Gilroy – Most teachers pride themselves on real world experience, and one professor at Gavilan College offers half a century of working with computers.
Computer Science instructor Dennie van Tassel, 65, has watched computers evolve since 1957 and provides students at Gavilan just a bit of his real world knowledge.
Tassel, a teacher for 38 years, began working for Gavilan at the height of the dot com boom in the late 1990s. When he joined, computer instructors with real world experience were hard to find since many were joining the high-tech field for the money.
But Tassel wanted to teach.
He began in 1967 at the University of California, Santa Cruz, which had one computer for the entire university: an IBM 1620, with four kilobytes of core memory. (Computers today have more than 1 million times more memory).

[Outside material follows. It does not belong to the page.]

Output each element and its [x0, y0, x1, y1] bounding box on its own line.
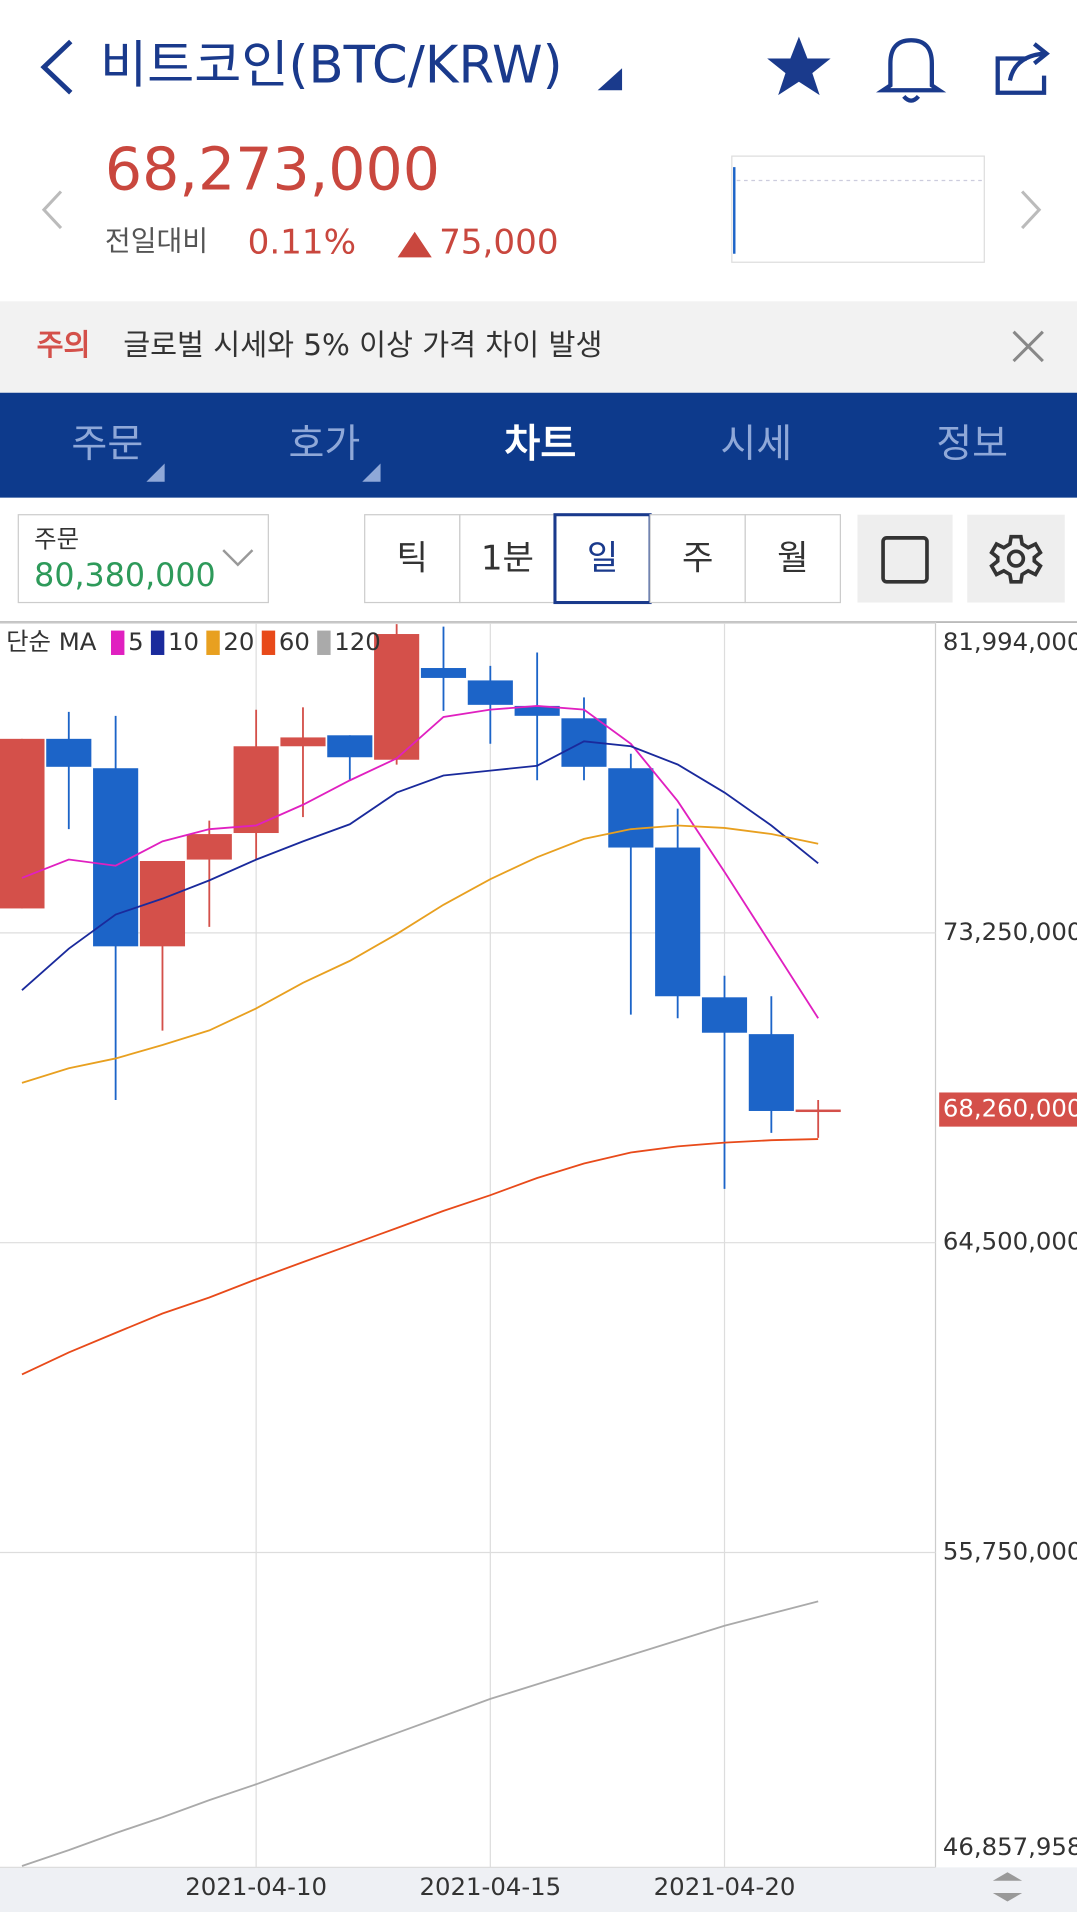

In the early 90s, Tassel was forced to retire when the university faced budget cuts. For the next few years, he became what he called a “freeway flyer,” a teacher who goes from school to school for his classes. He taught at Hartnell, Cabrillo and West Valley community colleges.
Finally, in 1998, Tassel got a full time job with Gavilan where computer classes were always filled.
“We could have offered a class at four in the morning and it would be filled,” he said.
Tassel said some of his students landed jobs that paid upwards of $70,000, and some, he admitted, were not the best students.
The bubble has since burst on the dot coms, but Tassel said his classes are still doing well. They are offered both at the main campus in Gilroy and the Morgan Hill site.
Students from all different education levels have taken his courses, many already have their bachelor’s degrees and some have earned masters or even Ph.D. degrees.
Tassel began his computer career in the U.S. Marine Corps – which he joined in 1957 right out of high school – where his math skills allowed him to take one of two paths: become a mechanic or work in data processing.
“At the time, they had the draft, so men either waited and took their chances with the draft, which could mean I would be drafted at an inconvenient time, and end up in the army,” Tassel said. “The approach I took, and many others did, is join the branch of the service I wanted to, and the time I wanted to. The best thing to do in my mind, was get it out of the way.”
Tassel didn’t know anything about data processing, but the officer in charge of assigning jobs recommended it since air conditioning was included and in the middle of the desert the decision wasn’t hard.
“This was one of the few times someone gave me good advice and I had the sense to take it,” Tassel said.
After two years with the Marines, Tassel went back to school and earned a masters in math before going to work for UCSC.
Computers, he said, changed little during the first 20 years of his career: They were big, slow, used punch cards and were expensive.
The ENIAC machine, regarded as the first computer, was completed in 1946 and required 1,000 square-feet of floor space. The first commercial model, the UNIVAC, went on the market in 1948. Both computers were bulky, slow and required punch-cards to operate.
As time went on, computers became more complex, but Tassel has been able to keep up the changes.
“I read technical manuals as if they were novels,” he said.
But for all his expertise, Tassel has made a few errors in predicting where computers would go.
When cathoid ray tubes (computer monitors) were developed, Tassel thought they would never catch on since they were not portable.
He made another miscalculation 1990 with Microsoft Word, predicting the software powerhouse had reached the pinnacle with the program. Of course Microsoft has continued to improve the word processing software to the point where writing is just the beginning of what the program can do.
Undaunted by his track record, he gives a bleak outlook of computer programs in the near future.
What he calls “creeping featurism,” Tassel predicts that software and hardware will soon collapse with the continual additions. There needs to be a return to simplicity, he said.
“Many programming environments started out as useful ways to compile and debug programs,” Tassel said. “Now they have so many features that the software is near unusable by mere mortals that do not want to spend all their time wading through the unwanted features to get to the few features they want.”
Only time will tell if this will come true, or if it will be added to the list of wrong guesses.